On Tue, Jun 26, 2007 at 05:23:13AM +0000, David wrote:> But, every week we get new data, and most documents will have to be
> Xapian::WritableDatabase::replace_document()'d. What type of effect
would this
> have?
Note that if most documents have changed, it'll probably be
significantly faster to just rebuild the database if you have a copy of
the current data rather than just the delta. The case of appending
lots of documents to a database is particularly well optimised, and
probably inherently faster anyway.
But if you're happy with the update speed, there's no problem with
replacing lots of documents.
> Since the majority of the database will, in effect, be "replaced"
on a weekly
> basis, how does the database re-organize itself?

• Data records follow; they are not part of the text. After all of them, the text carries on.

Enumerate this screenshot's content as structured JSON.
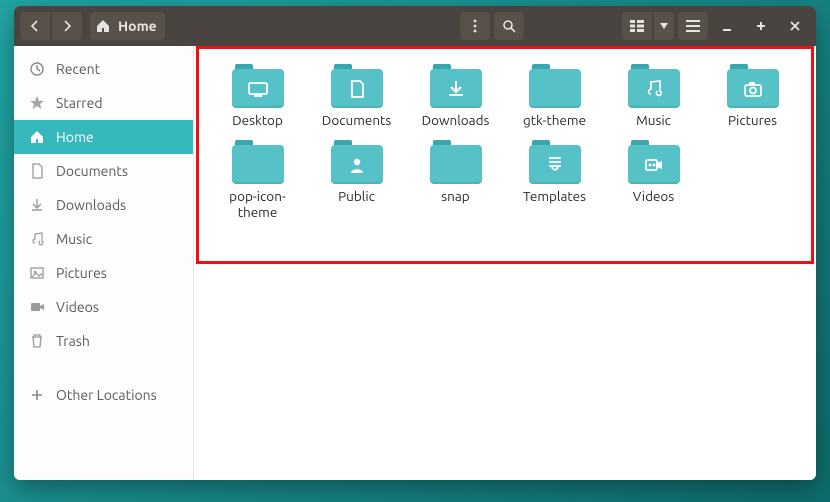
{
  "window": {
    "title": "Home"
  },
  "sidebar": {
    "items": [
      {
        "id": "recent",
        "label": "Recent"
      },
      {
        "id": "starred",
        "label": "Starred"
      },
      {
        "id": "home",
        "label": "Home",
        "active": true
      },
      {
        "id": "documents",
        "label": "Documents"
      },
      {
        "id": "downloads",
        "label": "Downloads"
      },
      {
        "id": "music",
        "label": "Music"
      },
      {
        "id": "pictures",
        "label": "Pictures"
      },
      {
        "id": "videos",
        "label": "Videos"
      },
      {
        "id": "trash",
        "label": "Trash"
      }
    ],
    "other_locations_label": "Other Locations"
  },
  "folders": [
    {
      "label": "Desktop",
      "glyph": "desktop"
    },
    {
      "label": "Documents",
      "glyph": "document"
    },
    {
      "label": "Downloads",
      "glyph": "download"
    },
    {
      "label": "gtk-theme",
      "glyph": ""
    },
    {
      "label": "Music",
      "glyph": "music"
    },
    {
      "label": "Pictures",
      "glyph": "camera"
    },
    {
      "label": "pop-icon-theme",
      "glyph": ""
    },
    {
      "label": "Public",
      "glyph": "public"
    },
    {
      "label": "snap",
      "glyph": ""
    },
    {
      "label": "Templates",
      "glyph": "templates"
    },
    {
      "label": "Videos",
      "glyph": "video"
    }
  ]
}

Blocks are kept between 50% and 100% full, except we don't currently
coalesce blocks when deleting. In reality, that doesn't seem to matter
- the next big update will fill most of them up again, and totally empty
blocks are released for reuse.
> Would I have to do some sort of compacting?
You can run xapian-compact to eliminate any currently unused blocks and
fill blocks fuller (typically 95-100% full with the default options).
Until the next update the database is also especially fast to search.
If you plan to update further, 95-100% full blocks mean the next few
updates will cause a lot of block-splitting so "xapian-compact -n"
might
be a better option, as this stops it trying to cram all the blocks so
full. I've not profiled if this actually helps however. It would be
interesting to know.
Cheers,
Olly